Die UNO hingegen setzte schon vor Monaten darauf, nicht nur ukrainisches, sondern auch russisches Getreide sowie russische Düngemittel zurück auf den Weltmarkt zu bringen – und dazu mit beiden Seiten zu verhandeln. Es ging stets um beides: um die Aufhebung der russischen Hafenblockade, aber auch um die Aufhebung einschlägiger westlicher Sanktionen. In der Tat sehen die Vereinbarungen aus der vergangenen Woche nicht nur die Kontrolle der ukrainischen Getreidefrachter durch ein UN-geführtes Zentrum in Istanbul vor, sondern auch Bemühungen der UNO, Nahrungs- und Düngemittel von den Sanktionen zu befreien. Mitte vergangener Woche hatte die EU stillschweigend ihre Finanz- und Transportsanktionen entsprechend eingeschränkt – eine wichtige Voraussetzung für die Vereinbarungen. Nebenbei: Ohne einen Staat, der gute Beziehungen zu Russland und zur Ukraine unterhält und als Vermittler auftreten konnte, wäre der Deal kaum zustande gekommen. Dieser Staat war die Türkei.

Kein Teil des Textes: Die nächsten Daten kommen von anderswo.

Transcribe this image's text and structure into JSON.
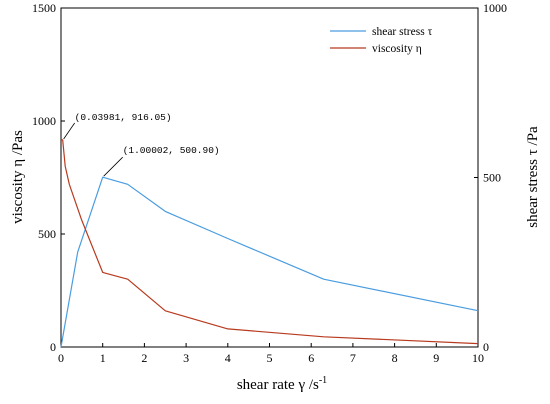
{
  "chart_data": {
    "type": "line",
    "xlabel": "shear rate γ /s",
    "xlabel_superscript": "-1",
    "ylabel_left": "viscosity η /Pas",
    "ylabel_right": "shear stress τ /Pa",
    "xlim": [
      0,
      10
    ],
    "ylim_left": [
      0,
      1500
    ],
    "ylim_right": [
      0,
      1000
    ],
    "x_ticks": [
      "0",
      "1",
      "2",
      "3",
      "4",
      "5",
      "6",
      "7",
      "8",
      "9",
      "10"
    ],
    "y_left_ticks": [
      "0",
      "500",
      "1000",
      "1500"
    ],
    "y_right_ticks": [
      "0",
      "500",
      "1000"
    ],
    "grid": false,
    "legend_position": "top-right",
    "series": [
      {
        "name": "shear stress τ",
        "axis": "right",
        "color": "#4a9de0",
        "x": [
          0.0,
          0.4,
          1.00002,
          1.6,
          2.5,
          4.0,
          6.3,
          10.0
        ],
        "y": [
          0,
          280,
          500.9,
          480,
          400,
          320,
          200,
          107
        ]
      },
      {
        "name": "viscosity η",
        "axis": "left",
        "color": "#b83a1e",
        "x": [
          0.0,
          0.03981,
          0.1,
          0.2,
          0.5,
          1.0,
          1.6,
          2.5,
          4.0,
          6.3,
          10.0
        ],
        "y": [
          920,
          916.05,
          800,
          720,
          560,
          330,
          300,
          160,
          80,
          45,
          15
        ]
      }
    ],
    "annotations": [
      {
        "text": "(0.03981, 916.05)",
        "x": 0.03981,
        "y": 916.05,
        "axis": "left"
      },
      {
        "text": "(1.00002, 500.90)",
        "x": 1.00002,
        "y": 500.9,
        "axis": "right"
      }
    ]
  }
}
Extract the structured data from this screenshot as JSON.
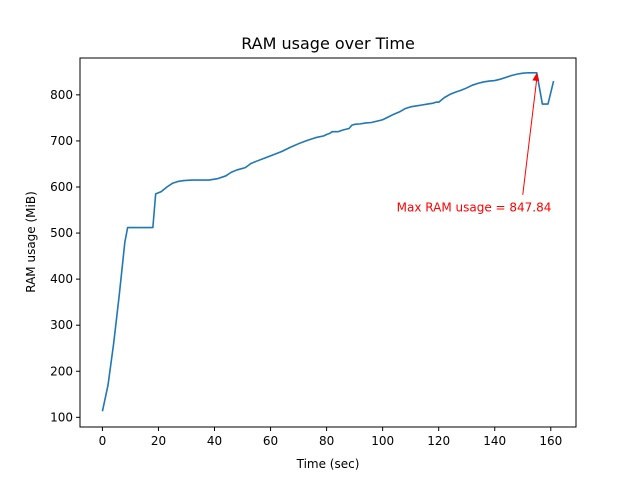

Keine Entspannung zeichnet sich in einer anderen großen Krise ab: in der Energiepreiskrise. Die Bundesregierung und die EU setzen völlig unverändert nur auf eines: auf Sanktionen, auf Boykott, auf den schnellstmöglichen Ausstieg aus russischer Kohle, Öl und Gas, um Russland zu „ruinieren“, wie Außenministerin Annalena Baerbock Ende Februar formulierte. Dabei kommen sich die westlichen Sanktionsmächte auch noch gegenseitig in die Quere: Es hat eine ganze Weile gedauert, bis die kanadische Regierung eine zur Reparatur nach Montreal verfrachtete Nord-Stream-1-Turbine wieder freigab. Die Schuld daran, dass weniger Erdgas strömt, schiebt Berlin dennoch Moskau in die Schuhe. Dabei könnte sich, wer Energie zur Waffe macht, indem er Energieträger boykottiert (russische Kohle ab August, Öl ab Jahresende) beziehungsweise ihre Boykotte vorbereitet (russisches Gas so bald wie möglich), doch wohl ohnehin kaum beschweren, würde diese Waffe einmal gegen ihn selbst gerichtet.

Der Ausweg läge dort, wo er in der Nahrungsmittelkrise gefunden werden konnte: in der Diplomatie. Dazu freilich müsste verhandelt werden. Der Wille dazu ist in Deutschland und bei den anderen westlichen Mächten nicht da; sie setzen weiterhin alles darauf, Russland zu schwächen. Solange es dabei bleibt, ist eine Lösung der Energiepreiskrise kaum in Sicht.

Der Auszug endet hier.